Penyebab terlambat menikah

REPORTED BY: Dhuha Hadiansyah

Penyebab terlambat menikah "May this marriage be full of laughter, our every day in paradise." - Jalaluddin Rumi

Menikah di usia yang pas menjadi dambaan banyak orang. Akan tetapi, karena sejumlah alasan, menikah dapat berlangsung terlalu dini atau lambat.

Untuk menyebut seseorang terlalu cepat atau lambat menikah, kita membutuhkan usia ideal seseorang pantas menikah. Berdasarkan Pasal 7 ayat 1 Undang-Undang Nomor 1 tahun 1974 tentang Perkawinan, batas minimal usia menikah bagi perempuan ialah 16 tahun dan pria 19 tahun. Batas usia perempuan sempat digugat di Mahkamah Konstitusi untuk dinaikkan menjadi 18 tahun bagi perempuan, tetapi gugatan tersebut ditolak.

Dari banyak sisi, usia 16 bagi perempuan dan 19 tahun bagi pria tentu bukan usia ideal seseorang untuk memasuki kehidupan pernikahan. Untuk mendapatkan angka ideal, ada sejumlah cara, salah satunya adalah menggunakan siklus 13 tahun. Menggunakan cara ini, kita akan melihat bahwa usia 1-13 adalah kanak-kanak, 13-26 adalah usia remaja. Menggunakan siklus ini, maka usia ideal seseorang disebut dewasa adalah 26 tahun, bisa maju atau mundur sedikit karena tiap-tiap orang mengalami proses pertumbuhan yang tidak sama.

Dengan perhitungan tersebut, maka usia ideal untuk menikah adalah sekira 25-27 tahun. Sehingga, menikah di atas usia 27 tahun bagi pria maupun wanita dapat dikatakan lambat. Dalam budaya perkotaan, menikah dikatakan telat apabila dilakukan di atas 30 tahun. Jadi, angka-angka tersebut bukan sesuatu yang baku, tetapi penting untuk dapat kita jadikan pijakan.

Berbicara tentang keterlambatan seseorang untuk menikah, ada banyak faktor dan terkadang melibatkan sudut pandang tertentu.

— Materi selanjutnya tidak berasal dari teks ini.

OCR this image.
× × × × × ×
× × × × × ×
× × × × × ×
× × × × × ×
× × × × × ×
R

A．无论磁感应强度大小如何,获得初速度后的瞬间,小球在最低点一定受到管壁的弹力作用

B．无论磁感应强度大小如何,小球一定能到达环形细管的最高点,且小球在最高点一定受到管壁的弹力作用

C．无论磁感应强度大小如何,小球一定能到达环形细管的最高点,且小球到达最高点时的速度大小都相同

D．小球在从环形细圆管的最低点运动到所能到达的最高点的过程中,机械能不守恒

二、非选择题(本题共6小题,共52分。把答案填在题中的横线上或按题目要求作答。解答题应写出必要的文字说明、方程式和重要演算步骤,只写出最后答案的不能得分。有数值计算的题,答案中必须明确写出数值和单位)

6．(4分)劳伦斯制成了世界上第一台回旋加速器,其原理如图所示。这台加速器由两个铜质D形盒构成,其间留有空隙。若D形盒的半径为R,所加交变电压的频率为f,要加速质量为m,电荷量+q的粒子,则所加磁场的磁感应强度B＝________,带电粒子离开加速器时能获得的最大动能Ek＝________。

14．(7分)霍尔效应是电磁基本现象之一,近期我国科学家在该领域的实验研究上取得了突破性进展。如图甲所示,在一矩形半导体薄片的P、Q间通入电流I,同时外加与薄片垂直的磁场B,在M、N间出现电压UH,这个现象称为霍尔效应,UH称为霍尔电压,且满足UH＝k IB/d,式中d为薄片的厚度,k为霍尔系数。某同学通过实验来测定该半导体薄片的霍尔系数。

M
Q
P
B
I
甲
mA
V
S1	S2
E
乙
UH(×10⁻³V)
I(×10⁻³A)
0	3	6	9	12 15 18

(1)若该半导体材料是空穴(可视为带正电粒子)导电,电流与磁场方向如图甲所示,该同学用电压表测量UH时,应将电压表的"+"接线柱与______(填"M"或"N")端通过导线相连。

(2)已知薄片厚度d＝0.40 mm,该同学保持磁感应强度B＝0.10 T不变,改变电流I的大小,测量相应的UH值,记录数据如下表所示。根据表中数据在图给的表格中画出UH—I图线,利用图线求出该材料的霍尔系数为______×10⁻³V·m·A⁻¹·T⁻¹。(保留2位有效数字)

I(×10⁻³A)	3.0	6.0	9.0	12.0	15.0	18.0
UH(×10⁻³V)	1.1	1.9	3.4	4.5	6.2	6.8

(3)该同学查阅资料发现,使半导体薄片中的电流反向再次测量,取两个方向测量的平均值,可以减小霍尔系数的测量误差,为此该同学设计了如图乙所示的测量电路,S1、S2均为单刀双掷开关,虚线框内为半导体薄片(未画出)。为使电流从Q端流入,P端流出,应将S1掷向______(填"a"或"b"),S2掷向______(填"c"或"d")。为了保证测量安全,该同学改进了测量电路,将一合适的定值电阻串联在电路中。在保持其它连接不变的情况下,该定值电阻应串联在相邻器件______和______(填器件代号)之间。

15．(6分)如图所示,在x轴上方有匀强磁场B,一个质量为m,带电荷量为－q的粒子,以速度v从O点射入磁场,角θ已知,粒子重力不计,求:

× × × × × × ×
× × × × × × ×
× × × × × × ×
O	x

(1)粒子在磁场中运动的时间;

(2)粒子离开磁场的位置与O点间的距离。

Di kalangan pemerhati jin, misalnya, telat menikah dapat disebabkan oleh gangguan makhluk halus. Akan tetapi, artikel ini tidak akan berbicara dengan sudut pandang ini.

Caretaker

Apabila menjadi seorang caretaker atau tulang punggung keluarga, Anda akan berpotensi telat menikah. Caretaker di sini maksudnya adalah menjadi pemikul beban keluarga akibat ada salah satu anggota keluarga yang tidak berfungsi sebagaimana mustinya.

Seorang ayah yang meninggal atau tak lagi bisa menghasilkan nafkah, lalu digantikan oleh anak pertama (atau anak yang lain), maka anak ini kita sebut sebagai tulang punggung. Anak ini berpotensi terlambat menikah karena sejumlah hal. Pertama, jasanya dimanfaatkan terlebih dulu oleh keluarganya karena jika menikah dikuatirkan dia tidak lagi dapat membantu, atau pemberiannya berkurang.

Kedua, standar keluarga biasanya terlalu tinggi. Seorang yang menjadi tulang punggung akan dinilai sebagai aset keluarga paling berharga yang tidak boleh jatuh ke sebarang orang. Keluarga (terutama ayah-ibu) biasanya sangat selektif, karena takut asetnya hilang dengan menikah atau malah ingin menambah pemasukan lewat pernikahan. Akan selalu ada saja alasan dari orang tua untuk menolak calon menantu, padahal anaknya sudah suka dan siap.

Ketiga, menikah tidak menjadi prioritas bagi seorang tulang punggung karena benaknya terlalu dipenuhi oleh tanggung jawab dan kewajiban. Pada banyak kasus, anak-anak yang dijadikan pengganjal kekurangan keluarga kerap melontarkan ucapan seperti ini, “Entalah, kok aku sama sekali belum kepikiran menikah, ya?!” atau kalimat sejenis dengan makna yang sama.

Seseorang yang menjadi pengemban seperti orang tersebut akan terlalu fokus pada orang-orang di luar dirinya, sehingga dia melupakan kebahagiaannya sendiri. Orang seperti ini tak terpikir untuk mendapatkan pasangan karena kuatir dia justru menjadi beban berikutnya atau dia takut tak lagi dapat membantu keluarganya.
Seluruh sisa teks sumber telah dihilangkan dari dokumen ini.